Hacking: How Encryption Keeps Your Data Secure

With billions of people and devices connected to the internet there is an enormous amount of data being sent over the network, saved on the computers, and stored in the databases. The network and the devices allow us to conveniently take such actions with our data. Majority of this data that we have is background noise that doesn’t have much use to others but we also have sensitive data. Even if the data isn't sensitive most of us feel much more comfortable knowing the data we share is not being looked at by a third-party. Life would be easy for all of us if our data was only visible to us and any parties we have given permission to. Unfortunately all technological devices and the network are susceptible to hacking. There is security implemented at every layer of technology because every layer has ways of leaking data which allows hackers to get unauthorized access to your data. There are evildoers out in the world who want to hack you, even the U.S. government is trying to hack you (and succeeding)!

One of the major layers protection, specifically for sensitive information, is data encryption.
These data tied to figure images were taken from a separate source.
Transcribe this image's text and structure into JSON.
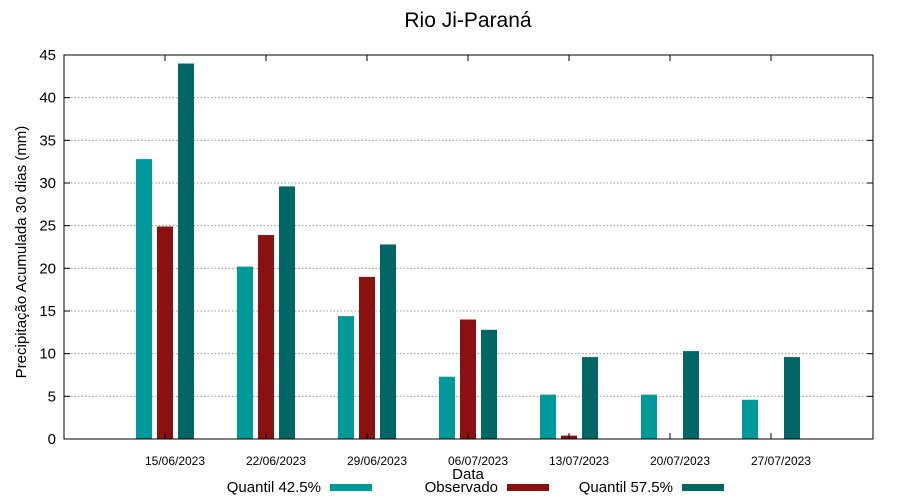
{
  "chart_data": {
    "type": "bar",
    "title": "Rio Ji-Paraná",
    "xlabel": "Data",
    "ylabel": "Precipitação Acumulada 30 dias (mm)",
    "ylim": [
      0,
      45
    ],
    "yticks": [
      0,
      5,
      10,
      15,
      20,
      25,
      30,
      35,
      40,
      45
    ],
    "grid": true,
    "legend_position": "bottom",
    "categories": [
      "15/06/2023",
      "22/06/2023",
      "29/06/2023",
      "06/07/2023",
      "13/07/2023",
      "20/07/2023",
      "27/07/2023"
    ],
    "series": [
      {
        "name": "Quantil 42.5%",
        "color": "#009999",
        "values": [
          32.8,
          20.2,
          14.4,
          7.3,
          5.2,
          5.2,
          4.6
        ]
      },
      {
        "name": "Observado",
        "color": "#8b1010",
        "values": [
          24.9,
          23.9,
          19.0,
          14.0,
          0.4,
          null,
          null
        ]
      },
      {
        "name": "Quantil 57.5%",
        "color": "#006666",
        "values": [
          44.0,
          29.6,
          22.8,
          12.8,
          9.6,
          10.3,
          9.6
        ]
      }
    ]
  }
}
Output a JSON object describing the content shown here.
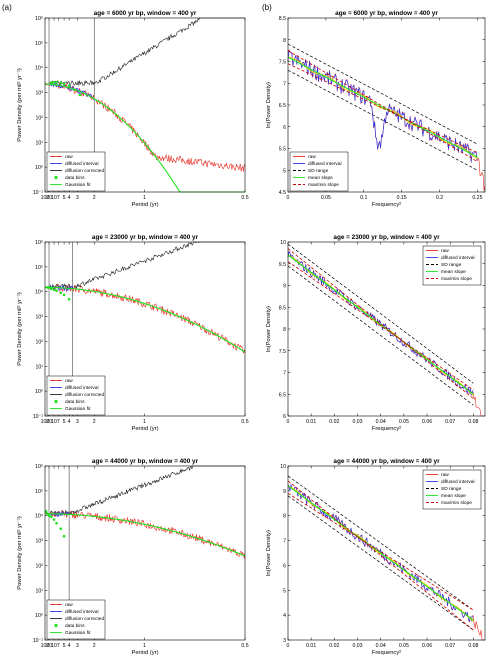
{
  "panel_labels": {
    "a": "(a)",
    "b": "(b)"
  },
  "chart_data": [
    {
      "type": "line",
      "panel": "a",
      "row": 0,
      "title": "age = 6000 yr bp, window = 400 yr",
      "xlabel": "Period (yr)",
      "ylabel": "Power Density (per mil² yr⁻¹)",
      "x_scale": "reciprocal",
      "y_scale": "log",
      "xlim": [
        100,
        0.5
      ],
      "ylim_exp": [
        -1,
        6
      ],
      "xticks": [
        "100",
        "20",
        "10",
        "7",
        "5",
        "4",
        "3",
        "2",
        "1",
        "0.5"
      ],
      "yticks": [
        "10⁻¹",
        "10⁰",
        "10¹",
        "10²",
        "10³",
        "10⁴",
        "10⁵",
        "10⁶"
      ],
      "vlines": [
        20,
        2
      ],
      "legend": [
        "raw",
        "diffused interval",
        "diffusion corrected",
        "data bins",
        "Gaussian fit"
      ],
      "level": 2200,
      "decay": 0.55,
      "raw_floor": 3,
      "corr_end": 1000000,
      "bins": [
        [
          14,
          2500
        ],
        [
          10,
          2600
        ],
        [
          8,
          2600
        ],
        [
          6,
          2500
        ],
        [
          5,
          2200
        ],
        [
          4,
          1900
        ],
        [
          3.3,
          1300
        ],
        [
          2.8,
          800
        ]
      ]
    },
    {
      "type": "line",
      "panel": "a",
      "row": 1,
      "title": "age = 23000 yr bp, window = 400 yr",
      "xlabel": "Period (yr)",
      "ylabel": "Power Density (per mil² yr⁻¹)",
      "x_scale": "reciprocal",
      "y_scale": "log",
      "xlim": [
        100,
        0.5
      ],
      "ylim_exp": [
        -1,
        6
      ],
      "xticks": [
        "100",
        "20",
        "10",
        "7",
        "5",
        "4",
        "3",
        "2",
        "1",
        "0.5"
      ],
      "yticks": [
        "10⁻¹",
        "10⁰",
        "10¹",
        "10²",
        "10³",
        "10⁴",
        "10⁵",
        "10⁶"
      ],
      "vlines": [
        20,
        3.5
      ],
      "legend": [
        "raw",
        "diffused interval",
        "diffusion corrected",
        "data bins",
        "Gaussian fit"
      ],
      "level": 15000,
      "decay": 1.05,
      "raw_floor": 1,
      "corr_end": 1000000,
      "bins": [
        [
          30,
          15000
        ],
        [
          20,
          15000
        ],
        [
          14,
          13000
        ],
        [
          10,
          12000
        ],
        [
          8,
          11000
        ],
        [
          6,
          9000
        ],
        [
          5,
          7500
        ],
        [
          4,
          5000
        ]
      ]
    },
    {
      "type": "line",
      "panel": "a",
      "row": 2,
      "title": "age = 44000 yr bp, window = 400 yr",
      "xlabel": "Period (yr)",
      "ylabel": "Power Density (per mil² yr⁻¹)",
      "x_scale": "reciprocal",
      "y_scale": "log",
      "xlim": [
        100,
        0.5
      ],
      "ylim_exp": [
        -1,
        6
      ],
      "xticks": [
        "100",
        "20",
        "10",
        "7",
        "5",
        "4",
        "3",
        "2",
        "1",
        "0.5"
      ],
      "yticks": [
        "10⁻¹",
        "10⁰",
        "10¹",
        "10²",
        "10³",
        "10⁴",
        "10⁵",
        "10⁶"
      ],
      "vlines": [
        20,
        4
      ],
      "legend": [
        "raw",
        "diffused interval",
        "diffusion corrected",
        "data bins",
        "Gaussian fit"
      ],
      "level": 12000,
      "decay": 1.3,
      "raw_floor": 0.3,
      "corr_end": 1000000,
      "bins": [
        [
          50,
          15000
        ],
        [
          30,
          12000
        ],
        [
          20,
          10000
        ],
        [
          14,
          9000
        ],
        [
          10,
          7000
        ],
        [
          8,
          5000
        ],
        [
          6,
          3000
        ],
        [
          5,
          1500
        ]
      ]
    },
    {
      "type": "line",
      "panel": "b",
      "row": 0,
      "title": "age = 6000 yr bp, window = 400 yr",
      "xlabel": "Frequency²",
      "ylabel": "ln(Power Density)",
      "xlim": [
        0,
        0.26
      ],
      "ylim": [
        4.5,
        8.5
      ],
      "xticks": [
        0,
        0.05,
        0.1,
        0.15,
        0.2,
        0.25
      ],
      "xtick_labels": [
        "0",
        "0.05",
        "0.1",
        "0.15",
        "0.2",
        "0.25"
      ],
      "yticks": [
        4.5,
        5,
        5.5,
        6,
        6.5,
        7,
        7.5,
        8,
        8.5
      ],
      "ytick_labels": [
        "4.5",
        "5",
        "5.5",
        "6",
        "6.5",
        "7",
        "7.5",
        "8",
        "8.5"
      ],
      "legend": [
        "raw",
        "diffused interval",
        "SD range",
        "mean slope",
        "max/min slope"
      ],
      "mean_line": [
        [
          0,
          7.6
        ],
        [
          0.25,
          5.3
        ]
      ],
      "sd_upper": [
        [
          0,
          7.9
        ],
        [
          0.25,
          5.6
        ]
      ],
      "sd_lower": [
        [
          0,
          7.3
        ],
        [
          0.25,
          5.0
        ]
      ],
      "max_line": [
        [
          0,
          7.75
        ],
        [
          0.25,
          5.2
        ]
      ],
      "min_line": [
        [
          0,
          7.45
        ],
        [
          0.25,
          5.4
        ]
      ],
      "noise": 0.18,
      "dip": [
        0.11,
        0.13,
        5.6
      ]
    },
    {
      "type": "line",
      "panel": "b",
      "row": 1,
      "title": "age = 23000 yr bp, window = 400 yr",
      "xlabel": "Frequency²",
      "ylabel": "ln(Power Density)",
      "xlim": [
        0,
        0.085
      ],
      "ylim": [
        6,
        10
      ],
      "xticks": [
        0,
        0.01,
        0.02,
        0.03,
        0.04,
        0.05,
        0.06,
        0.07,
        0.08
      ],
      "xtick_labels": [
        "0",
        "0.01",
        "0.02",
        "0.03",
        "0.04",
        "0.05",
        "0.06",
        "0.07",
        "0.08"
      ],
      "yticks": [
        6,
        6.5,
        7,
        7.5,
        8,
        8.5,
        9,
        9.5,
        10
      ],
      "ytick_labels": [
        "6",
        "6.5",
        "7",
        "7.5",
        "8",
        "8.5",
        "9",
        "9.5",
        "10"
      ],
      "legend": [
        "raw",
        "diffused interval",
        "SD range",
        "mean slope",
        "max/min slope"
      ],
      "mean_line": [
        [
          0,
          9.7
        ],
        [
          0.08,
          6.5
        ]
      ],
      "sd_upper": [
        [
          0,
          9.95
        ],
        [
          0.08,
          6.75
        ]
      ],
      "sd_lower": [
        [
          0,
          9.45
        ],
        [
          0.08,
          6.25
        ]
      ],
      "max_line": [
        [
          0,
          9.85
        ],
        [
          0.08,
          6.4
        ]
      ],
      "min_line": [
        [
          0,
          9.55
        ],
        [
          0.08,
          6.6
        ]
      ],
      "noise": 0.1,
      "dip": null
    },
    {
      "type": "line",
      "panel": "b",
      "row": 2,
      "title": "age = 44000 yr bp, window = 400 yr",
      "xlabel": "Frequency²",
      "ylabel": "ln(Power Density)",
      "xlim": [
        0,
        0.085
      ],
      "ylim": [
        3,
        10
      ],
      "xticks": [
        0,
        0.01,
        0.02,
        0.03,
        0.04,
        0.05,
        0.06,
        0.07,
        0.08
      ],
      "xtick_labels": [
        "0",
        "0.01",
        "0.02",
        "0.03",
        "0.04",
        "0.05",
        "0.06",
        "0.07",
        "0.08"
      ],
      "yticks": [
        3,
        4,
        5,
        6,
        7,
        8,
        9,
        10
      ],
      "ytick_labels": [
        "3",
        "4",
        "5",
        "6",
        "7",
        "8",
        "9",
        "10"
      ],
      "legend": [
        "raw",
        "diffused interval",
        "SD range",
        "mean slope",
        "max/min slope"
      ],
      "mean_line": [
        [
          0,
          9.2
        ],
        [
          0.08,
          3.8
        ]
      ],
      "sd_upper": [
        [
          0,
          9.6
        ],
        [
          0.08,
          4.2
        ]
      ],
      "sd_lower": [
        [
          0,
          8.8
        ],
        [
          0.08,
          3.4
        ]
      ],
      "max_line": [
        [
          0,
          9.4
        ],
        [
          0.08,
          3.4
        ]
      ],
      "min_line": [
        [
          0,
          8.9
        ],
        [
          0.08,
          4.2
        ]
      ],
      "noise": 0.2,
      "dip": null
    }
  ]
}
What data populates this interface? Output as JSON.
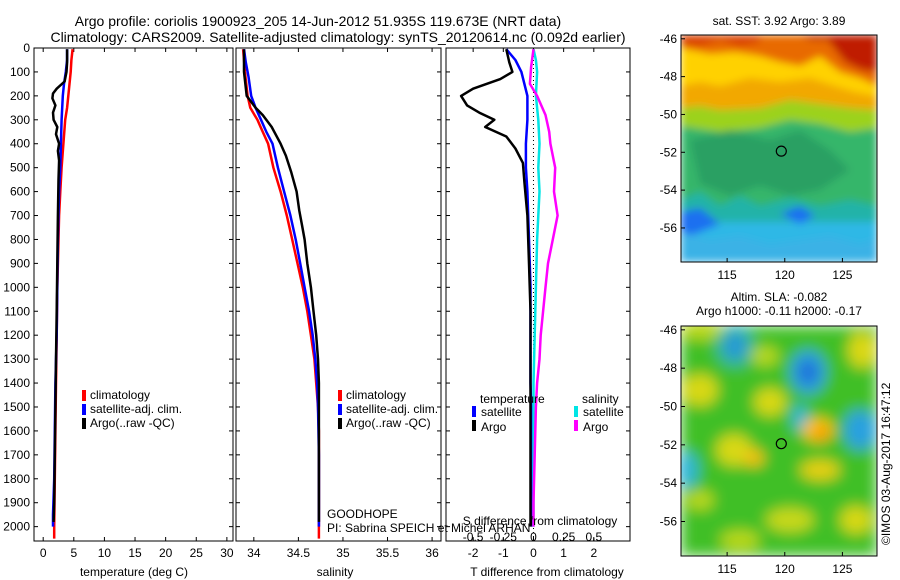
{
  "header": {
    "line1": "Argo profile: coriolis 1900923_205 14-Jun-2012 51.935S 119.673E (NRT data)",
    "line2": "Climatology: CARS2009. Satellite-adjusted climatology: synTS_20120614.nc (0.092d earlier)"
  },
  "colors": {
    "climatology": "#ff0000",
    "satellite": "#0000ff",
    "argo": "#000000",
    "s_satellite": "#00e5e5",
    "s_argo": "#ff00ff"
  },
  "chart_data": [
    {
      "type": "line",
      "name_key": "temperature",
      "xlabel": "temperature (deg C)",
      "xlim": [
        -1.5,
        31
      ],
      "xticks": [
        0,
        5,
        10,
        15,
        20,
        25,
        30
      ],
      "ylim": [
        2060,
        0
      ],
      "yticks": [
        0,
        100,
        200,
        300,
        400,
        500,
        600,
        700,
        800,
        900,
        1000,
        1100,
        1200,
        1300,
        1400,
        1500,
        1600,
        1700,
        1800,
        1900,
        2000
      ],
      "legend": [
        "climatology",
        "satellite-adj. clim.",
        "Argo(..raw -QC)"
      ],
      "series": [
        {
          "name": "climatology",
          "color": "#ff0000",
          "points": [
            [
              4.8,
              5
            ],
            [
              4.6,
              50
            ],
            [
              4.5,
              100
            ],
            [
              4.3,
              150
            ],
            [
              4.1,
              200
            ],
            [
              3.9,
              250
            ],
            [
              3.6,
              300
            ],
            [
              3.3,
              400
            ],
            [
              3.0,
              500
            ],
            [
              2.8,
              600
            ],
            [
              2.6,
              700
            ],
            [
              2.5,
              800
            ],
            [
              2.4,
              900
            ],
            [
              2.3,
              1000
            ],
            [
              2.2,
              1200
            ],
            [
              2.1,
              1400
            ],
            [
              2.0,
              1600
            ],
            [
              1.9,
              1800
            ],
            [
              1.8,
              2000
            ],
            [
              1.8,
              2050
            ]
          ]
        },
        {
          "name": "satellite-adj. clim.",
          "color": "#0000ff",
          "points": [
            [
              3.9,
              5
            ],
            [
              3.9,
              50
            ],
            [
              3.7,
              100
            ],
            [
              3.4,
              150
            ],
            [
              3.2,
              200
            ],
            [
              3.0,
              300
            ],
            [
              2.9,
              400
            ],
            [
              2.8,
              500
            ],
            [
              2.6,
              600
            ],
            [
              2.5,
              700
            ],
            [
              2.4,
              800
            ],
            [
              2.3,
              1000
            ],
            [
              2.2,
              1200
            ],
            [
              2.0,
              1400
            ],
            [
              1.9,
              1600
            ],
            [
              1.8,
              1800
            ],
            [
              1.6,
              1950
            ],
            [
              1.6,
              2000
            ]
          ]
        },
        {
          "name": "Argo(..raw -QC)",
          "color": "#000000",
          "points": [
            [
              3.9,
              5
            ],
            [
              3.9,
              60
            ],
            [
              3.8,
              100
            ],
            [
              3.5,
              140
            ],
            [
              2.2,
              170
            ],
            [
              1.6,
              190
            ],
            [
              1.5,
              210
            ],
            [
              2.0,
              240
            ],
            [
              1.6,
              270
            ],
            [
              1.7,
              300
            ],
            [
              2.3,
              330
            ],
            [
              2.1,
              360
            ],
            [
              2.6,
              400
            ],
            [
              2.4,
              430
            ],
            [
              2.6,
              470
            ],
            [
              2.5,
              550
            ],
            [
              2.4,
              700
            ],
            [
              2.3,
              900
            ],
            [
              2.2,
              1100
            ],
            [
              2.1,
              1300
            ],
            [
              2.0,
              1500
            ],
            [
              1.9,
              1700
            ],
            [
              1.8,
              1900
            ],
            [
              1.7,
              1980
            ]
          ]
        }
      ]
    },
    {
      "type": "line",
      "name_key": "salinity",
      "xlabel": "salinity",
      "xlim": [
        33.8,
        36.1
      ],
      "xticks": [
        34,
        34.5,
        35,
        35.5,
        36
      ],
      "xticklabels": [
        "34",
        "34.5",
        "35",
        "35.5",
        "36"
      ],
      "ylim": [
        2060,
        0
      ],
      "legend": [
        "climatology",
        "satellite-adj. clim.",
        "Argo(..raw -QC)"
      ],
      "annotation": [
        "GOODHOPE",
        "PI: Sabrina SPEICH et Michel ARHAN"
      ],
      "series": [
        {
          "name": "climatology",
          "color": "#ff0000",
          "points": [
            [
              33.88,
              5
            ],
            [
              33.89,
              50
            ],
            [
              33.9,
              100
            ],
            [
              33.93,
              200
            ],
            [
              33.96,
              250
            ],
            [
              34.04,
              300
            ],
            [
              34.1,
              350
            ],
            [
              34.16,
              400
            ],
            [
              34.22,
              500
            ],
            [
              34.3,
              600
            ],
            [
              34.37,
              700
            ],
            [
              34.43,
              800
            ],
            [
              34.49,
              900
            ],
            [
              34.55,
              1000
            ],
            [
              34.6,
              1100
            ],
            [
              34.64,
              1200
            ],
            [
              34.68,
              1300
            ],
            [
              34.7,
              1400
            ],
            [
              34.72,
              1500
            ],
            [
              34.73,
              1600
            ],
            [
              34.73,
              1800
            ],
            [
              34.73,
              2000
            ],
            [
              34.73,
              2050
            ]
          ]
        },
        {
          "name": "satellite-adj. clim.",
          "color": "#0000ff",
          "points": [
            [
              33.89,
              5
            ],
            [
              33.91,
              60
            ],
            [
              33.94,
              120
            ],
            [
              33.97,
              200
            ],
            [
              34.02,
              250
            ],
            [
              34.08,
              300
            ],
            [
              34.14,
              350
            ],
            [
              34.21,
              400
            ],
            [
              34.27,
              500
            ],
            [
              34.34,
              600
            ],
            [
              34.41,
              700
            ],
            [
              34.47,
              800
            ],
            [
              34.52,
              900
            ],
            [
              34.57,
              1000
            ],
            [
              34.62,
              1100
            ],
            [
              34.66,
              1200
            ],
            [
              34.69,
              1300
            ],
            [
              34.71,
              1400
            ],
            [
              34.72,
              1500
            ],
            [
              34.73,
              1700
            ],
            [
              34.73,
              2000
            ]
          ]
        },
        {
          "name": "Argo(..raw -QC)",
          "color": "#000000",
          "points": [
            [
              33.89,
              5
            ],
            [
              33.89,
              100
            ],
            [
              33.92,
              200
            ],
            [
              34.02,
              250
            ],
            [
              34.1,
              280
            ],
            [
              34.2,
              330
            ],
            [
              34.3,
              400
            ],
            [
              34.36,
              450
            ],
            [
              34.42,
              520
            ],
            [
              34.48,
              600
            ],
            [
              34.51,
              680
            ],
            [
              34.54,
              740
            ],
            [
              34.57,
              800
            ],
            [
              34.6,
              900
            ],
            [
              34.64,
              1000
            ],
            [
              34.67,
              1100
            ],
            [
              34.7,
              1200
            ],
            [
              34.72,
              1300
            ],
            [
              34.73,
              1400
            ],
            [
              34.73,
              1500
            ],
            [
              34.73,
              1700
            ],
            [
              34.73,
              1900
            ],
            [
              34.73,
              1980
            ]
          ]
        }
      ]
    },
    {
      "type": "line",
      "name_key": "difference",
      "xlabel": "T difference from climatology",
      "xlabel2": "S difference from climatology",
      "xlim": [
        -2.9,
        3.2
      ],
      "xticks": [
        -2,
        -1,
        0,
        1,
        2
      ],
      "s_ticks": [
        -0.5,
        -0.25,
        0,
        0.25,
        0.5
      ],
      "s_ticklabels": [
        "-0.5",
        "-0.25",
        "0",
        "0.25",
        "0.5"
      ],
      "s_scale": 4,
      "ylim": [
        2060,
        0
      ],
      "legend_temperature": [
        "temperature",
        "satellite",
        "Argo"
      ],
      "legend_salinity": [
        "salinity",
        "satellite",
        "Argo"
      ],
      "series": [
        {
          "name": "temperature satellite",
          "color": "#0000ff",
          "points": [
            [
              -0.9,
              5
            ],
            [
              -0.6,
              50
            ],
            [
              -0.4,
              100
            ],
            [
              -0.2,
              200
            ],
            [
              -0.2,
              300
            ],
            [
              -0.25,
              400
            ],
            [
              -0.25,
              500
            ],
            [
              -0.2,
              600
            ],
            [
              -0.15,
              800
            ],
            [
              -0.1,
              1000
            ],
            [
              -0.1,
              1200
            ],
            [
              -0.1,
              1400
            ],
            [
              -0.05,
              1600
            ],
            [
              -0.05,
              1800
            ],
            [
              -0.05,
              2000
            ]
          ]
        },
        {
          "name": "temperature Argo",
          "color": "#000000",
          "points": [
            [
              -0.9,
              5
            ],
            [
              -0.8,
              60
            ],
            [
              -0.7,
              100
            ],
            [
              -1.1,
              130
            ],
            [
              -2.0,
              170
            ],
            [
              -2.4,
              200
            ],
            [
              -2.2,
              240
            ],
            [
              -1.8,
              270
            ],
            [
              -1.3,
              300
            ],
            [
              -1.6,
              330
            ],
            [
              -0.9,
              370
            ],
            [
              -0.6,
              420
            ],
            [
              -0.35,
              480
            ],
            [
              -0.3,
              560
            ],
            [
              -0.2,
              700
            ],
            [
              -0.15,
              900
            ],
            [
              -0.1,
              1100
            ],
            [
              -0.1,
              1300
            ],
            [
              -0.1,
              1500
            ],
            [
              -0.1,
              1700
            ],
            [
              -0.1,
              1900
            ],
            [
              -0.1,
              2000
            ]
          ]
        },
        {
          "name": "salinity satellite",
          "color": "#00e5e5",
          "scale_s": true,
          "points": [
            [
              0.0,
              5
            ],
            [
              0.02,
              50
            ],
            [
              0.03,
              100
            ],
            [
              0.02,
              200
            ],
            [
              0.04,
              300
            ],
            [
              0.05,
              400
            ],
            [
              0.04,
              500
            ],
            [
              0.05,
              600
            ],
            [
              0.04,
              700
            ],
            [
              0.03,
              800
            ],
            [
              0.02,
              1000
            ],
            [
              0.01,
              1200
            ],
            [
              0.0,
              1400
            ],
            [
              0.0,
              1600
            ],
            [
              0.0,
              1800
            ],
            [
              0.0,
              2000
            ]
          ]
        },
        {
          "name": "salinity Argo",
          "color": "#ff00ff",
          "scale_s": true,
          "points": [
            [
              0.0,
              5
            ],
            [
              -0.02,
              80
            ],
            [
              -0.03,
              150
            ],
            [
              0.03,
              200
            ],
            [
              0.1,
              280
            ],
            [
              0.13,
              350
            ],
            [
              0.14,
              400
            ],
            [
              0.16,
              450
            ],
            [
              0.18,
              500
            ],
            [
              0.17,
              600
            ],
            [
              0.2,
              700
            ],
            [
              0.16,
              800
            ],
            [
              0.12,
              900
            ],
            [
              0.1,
              1000
            ],
            [
              0.08,
              1100
            ],
            [
              0.06,
              1200
            ],
            [
              0.05,
              1300
            ],
            [
              0.03,
              1400
            ],
            [
              0.02,
              1500
            ],
            [
              0.01,
              1700
            ],
            [
              0.0,
              1900
            ],
            [
              0.0,
              2000
            ]
          ]
        }
      ]
    }
  ],
  "maps": [
    {
      "title": "sat. SST: 3.92 Argo: 3.89",
      "xticks": [
        "115",
        "120",
        "125"
      ],
      "yticks": [
        "-46",
        "-48",
        "-50",
        "-52",
        "-54",
        "-56"
      ],
      "type": "heatmap",
      "xlim": [
        111,
        128
      ],
      "ylim": [
        -57.8,
        -45.8
      ],
      "marker": [
        119.7,
        -51.94
      ]
    },
    {
      "title_line1": "Altim. SLA: -0.082",
      "title_line2": "Argo h1000: -0.11 h2000: -0.17",
      "xticks": [
        "115",
        "120",
        "125"
      ],
      "yticks": [
        "-46",
        "-48",
        "-50",
        "-52",
        "-54",
        "-56"
      ],
      "type": "heatmap",
      "xlim": [
        111,
        128
      ],
      "ylim": [
        -57.8,
        -45.8
      ],
      "marker": [
        119.7,
        -51.94
      ]
    }
  ],
  "footer": {
    "stamp": "©IMOS 03-Aug-2017 16:47:12"
  }
}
People have tried and found ways to encrypt data for thousands of years, possibly even longer if only we could decipher the hieroglyphs… Data encryption begins with a cipher used to hide the message, or plaintext. Most early examples of ciphers come from times of war used to hide the information about an army’s strategy. Such examples are the Spartan Scytale, Caesar Cipher, and the Enigma machine. Unfortunately these ciphers were easily breakable. With the power of today’s computers cipher algorithms need to be strong so that the best possible attack is by brute force. 

A common encryption method today is using AES in CBC mode giving the data confidentiality and integrity. Confidentiality prevents unauthorized reading of your data whereas integrity prevents unauthorized writing of your data. In the case of the aforementioned encryption method, AES works by dividing your plaintext data into 128 bit blocks and encrypting each block with a key after CBC obscures the plaintext block by XORing it with the previously encrypted block. The plaintext gets XOR’d otherwise two blocks with the exact same plaintext will have equal encryption output and that gives valuable information to the attacker. Since the first block does not have a previously encrypted block to XOR with a special initialization value is used. This encryption cleverly applies XOR and special functions to completely obscure the plaintext. The attacker can only use brute force and the shortest possible key for AES is 128 bits which would take a long time to break.

*Currently taking a course on information security so most of my knowledge on cryptology is from Information Security: Principles and Practice by Mark Stamp.